How has the Economy Changed? Employment

Another change is in employment law. A balance was struck between how much of what an employee needed was to be given by the employer through wages and conditions of work and how much by the state or insurance through the broader welfare and regulatory framework within which employment operated.

For example, at the end of the nineteenth century, employees were given a right by statute to compensation from an insurance fund for accidents at work in industry (and later in farming). As is seen in the Rail and Road Accident Case Study, in practice, tort law did not provide workers with a way of getting compensation from their employers. The development of the right to compensation needs to be viewed not simply as a response to the deficiencies of tort law, but as part of the broader structure of employment relationships. The law of workmen’s compensation in England for instance, was separated from tort law and put into a regulator regime where the processes where simpler and designed to be cheaper. Those designing the scheme were also aware that any one case of injury could have repercussions for a large number of other workers.
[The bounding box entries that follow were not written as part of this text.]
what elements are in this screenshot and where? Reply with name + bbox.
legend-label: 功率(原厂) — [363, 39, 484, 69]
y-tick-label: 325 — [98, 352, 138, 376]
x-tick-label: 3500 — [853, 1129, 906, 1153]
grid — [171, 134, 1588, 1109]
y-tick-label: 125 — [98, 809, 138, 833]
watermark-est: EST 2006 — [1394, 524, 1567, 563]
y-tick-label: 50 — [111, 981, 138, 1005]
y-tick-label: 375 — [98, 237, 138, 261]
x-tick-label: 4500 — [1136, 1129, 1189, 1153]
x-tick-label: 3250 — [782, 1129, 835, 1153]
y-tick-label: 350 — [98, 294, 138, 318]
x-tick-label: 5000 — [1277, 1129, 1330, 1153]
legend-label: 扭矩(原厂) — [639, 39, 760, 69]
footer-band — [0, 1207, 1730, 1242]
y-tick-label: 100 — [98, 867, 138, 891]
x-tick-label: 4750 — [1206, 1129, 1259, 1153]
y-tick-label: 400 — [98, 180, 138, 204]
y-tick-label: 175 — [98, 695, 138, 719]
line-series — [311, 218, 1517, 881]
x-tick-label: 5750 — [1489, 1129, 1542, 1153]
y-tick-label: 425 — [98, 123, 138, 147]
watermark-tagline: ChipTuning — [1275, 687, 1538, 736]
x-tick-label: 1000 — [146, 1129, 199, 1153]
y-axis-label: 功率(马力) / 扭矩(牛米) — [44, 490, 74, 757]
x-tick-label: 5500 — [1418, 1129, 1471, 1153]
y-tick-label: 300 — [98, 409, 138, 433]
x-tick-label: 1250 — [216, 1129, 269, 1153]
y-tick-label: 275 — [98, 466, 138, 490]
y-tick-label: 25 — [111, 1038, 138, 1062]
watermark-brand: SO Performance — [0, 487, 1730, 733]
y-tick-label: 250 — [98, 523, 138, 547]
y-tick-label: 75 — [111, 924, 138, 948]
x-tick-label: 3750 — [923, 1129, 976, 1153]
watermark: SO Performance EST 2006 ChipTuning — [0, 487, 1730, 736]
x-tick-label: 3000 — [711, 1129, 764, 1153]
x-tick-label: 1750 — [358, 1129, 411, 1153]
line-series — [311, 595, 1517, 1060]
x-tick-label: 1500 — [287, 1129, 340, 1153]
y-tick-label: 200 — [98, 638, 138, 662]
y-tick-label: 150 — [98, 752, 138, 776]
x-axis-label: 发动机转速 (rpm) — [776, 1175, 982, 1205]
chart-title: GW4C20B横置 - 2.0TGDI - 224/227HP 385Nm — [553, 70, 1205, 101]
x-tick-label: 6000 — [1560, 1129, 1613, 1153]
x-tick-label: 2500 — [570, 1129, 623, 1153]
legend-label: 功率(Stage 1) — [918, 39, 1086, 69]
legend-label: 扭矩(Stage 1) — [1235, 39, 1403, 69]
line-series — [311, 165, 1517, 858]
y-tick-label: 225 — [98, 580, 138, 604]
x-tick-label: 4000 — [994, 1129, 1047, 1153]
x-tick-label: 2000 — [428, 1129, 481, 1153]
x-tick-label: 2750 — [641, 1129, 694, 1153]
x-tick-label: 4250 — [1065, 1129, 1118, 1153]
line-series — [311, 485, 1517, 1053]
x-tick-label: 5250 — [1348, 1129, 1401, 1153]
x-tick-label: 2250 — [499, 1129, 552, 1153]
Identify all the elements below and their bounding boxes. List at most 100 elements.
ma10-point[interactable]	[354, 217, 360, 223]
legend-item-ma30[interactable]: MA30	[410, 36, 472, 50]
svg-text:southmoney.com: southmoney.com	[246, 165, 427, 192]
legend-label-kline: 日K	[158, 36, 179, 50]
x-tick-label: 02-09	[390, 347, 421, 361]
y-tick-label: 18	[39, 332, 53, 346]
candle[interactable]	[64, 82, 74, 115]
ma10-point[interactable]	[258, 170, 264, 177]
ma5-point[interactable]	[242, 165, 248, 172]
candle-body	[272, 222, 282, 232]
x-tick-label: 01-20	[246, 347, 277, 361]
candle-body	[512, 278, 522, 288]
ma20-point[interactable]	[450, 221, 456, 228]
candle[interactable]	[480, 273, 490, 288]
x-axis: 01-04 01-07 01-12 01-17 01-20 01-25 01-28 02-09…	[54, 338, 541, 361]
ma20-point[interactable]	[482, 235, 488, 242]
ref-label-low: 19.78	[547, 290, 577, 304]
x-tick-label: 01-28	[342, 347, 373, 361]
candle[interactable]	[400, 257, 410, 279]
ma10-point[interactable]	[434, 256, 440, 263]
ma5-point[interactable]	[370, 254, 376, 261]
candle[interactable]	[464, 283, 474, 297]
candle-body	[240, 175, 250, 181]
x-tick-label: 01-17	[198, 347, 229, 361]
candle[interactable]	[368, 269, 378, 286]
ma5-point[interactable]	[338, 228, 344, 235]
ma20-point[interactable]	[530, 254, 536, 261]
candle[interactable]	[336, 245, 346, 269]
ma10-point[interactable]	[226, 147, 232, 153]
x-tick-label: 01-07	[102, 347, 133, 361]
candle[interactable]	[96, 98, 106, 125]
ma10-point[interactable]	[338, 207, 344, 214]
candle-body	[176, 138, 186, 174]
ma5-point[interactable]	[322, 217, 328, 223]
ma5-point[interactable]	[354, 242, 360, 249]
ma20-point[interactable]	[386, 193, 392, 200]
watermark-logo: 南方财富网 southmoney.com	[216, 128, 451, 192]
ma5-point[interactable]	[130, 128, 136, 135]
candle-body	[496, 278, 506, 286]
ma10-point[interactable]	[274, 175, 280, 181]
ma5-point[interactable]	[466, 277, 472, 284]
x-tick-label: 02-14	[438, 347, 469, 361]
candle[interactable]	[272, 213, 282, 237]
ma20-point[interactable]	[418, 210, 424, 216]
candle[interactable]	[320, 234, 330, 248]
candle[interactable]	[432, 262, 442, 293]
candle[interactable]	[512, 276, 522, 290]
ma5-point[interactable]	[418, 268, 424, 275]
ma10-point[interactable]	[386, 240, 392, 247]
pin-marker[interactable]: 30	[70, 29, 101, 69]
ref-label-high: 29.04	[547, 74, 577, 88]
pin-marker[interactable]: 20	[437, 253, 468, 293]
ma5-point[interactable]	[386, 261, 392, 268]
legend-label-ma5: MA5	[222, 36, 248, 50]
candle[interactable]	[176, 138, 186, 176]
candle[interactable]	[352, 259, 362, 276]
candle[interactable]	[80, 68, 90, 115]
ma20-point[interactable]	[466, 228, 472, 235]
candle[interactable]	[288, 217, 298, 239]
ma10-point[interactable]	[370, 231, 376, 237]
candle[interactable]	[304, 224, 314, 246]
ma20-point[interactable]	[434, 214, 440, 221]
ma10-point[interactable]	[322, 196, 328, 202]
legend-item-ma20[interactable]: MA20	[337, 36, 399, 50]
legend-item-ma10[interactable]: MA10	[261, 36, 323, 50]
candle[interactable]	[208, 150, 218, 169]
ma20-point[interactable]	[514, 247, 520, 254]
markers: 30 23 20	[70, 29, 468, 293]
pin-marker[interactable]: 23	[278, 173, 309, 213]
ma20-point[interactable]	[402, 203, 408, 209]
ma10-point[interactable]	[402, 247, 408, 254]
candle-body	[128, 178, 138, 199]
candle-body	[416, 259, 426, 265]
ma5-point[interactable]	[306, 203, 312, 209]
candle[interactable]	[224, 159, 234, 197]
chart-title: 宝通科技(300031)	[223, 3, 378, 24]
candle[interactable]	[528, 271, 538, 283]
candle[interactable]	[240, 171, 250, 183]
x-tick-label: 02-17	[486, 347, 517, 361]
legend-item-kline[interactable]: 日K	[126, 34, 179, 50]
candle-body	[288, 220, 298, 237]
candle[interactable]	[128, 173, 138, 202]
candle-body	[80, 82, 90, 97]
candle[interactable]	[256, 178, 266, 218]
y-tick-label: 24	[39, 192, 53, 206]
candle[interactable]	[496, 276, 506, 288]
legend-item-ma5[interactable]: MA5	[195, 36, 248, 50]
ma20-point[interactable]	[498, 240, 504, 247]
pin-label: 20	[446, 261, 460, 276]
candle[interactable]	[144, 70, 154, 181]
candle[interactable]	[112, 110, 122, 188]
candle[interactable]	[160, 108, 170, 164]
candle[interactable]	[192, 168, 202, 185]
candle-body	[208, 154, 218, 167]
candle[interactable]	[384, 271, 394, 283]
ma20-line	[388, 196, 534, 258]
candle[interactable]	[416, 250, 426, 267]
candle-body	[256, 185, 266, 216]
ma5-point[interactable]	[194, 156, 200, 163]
All the same, despite the provision of the compensation scheme, in England employees who were disgruntled, or sought a greater sum than the compensation system could provide could still take the case to court. Lawyers were more than willing to seek, and judges often made, exceptions in certain rules to allow tort actions to continue. Other countries adopted differing solutions.

The amount of protection provided by compensation schemes and social welfare payments varied from country to country. Britain in the early 20th century relied heavily on voluntary arrangements made by unions and employers, whereas France provided more by way of state action, e.g. to help women and mothers. All of this is in contrast to the solutions adopted in Germany.

In the more mobile industrial economy, extended families lived in different towns and could provide less informal support to injured members. So others needed to provide support. Whether tort law was sufficient depended on how much support the state provided and what the family and kinship groups were still expected to provide.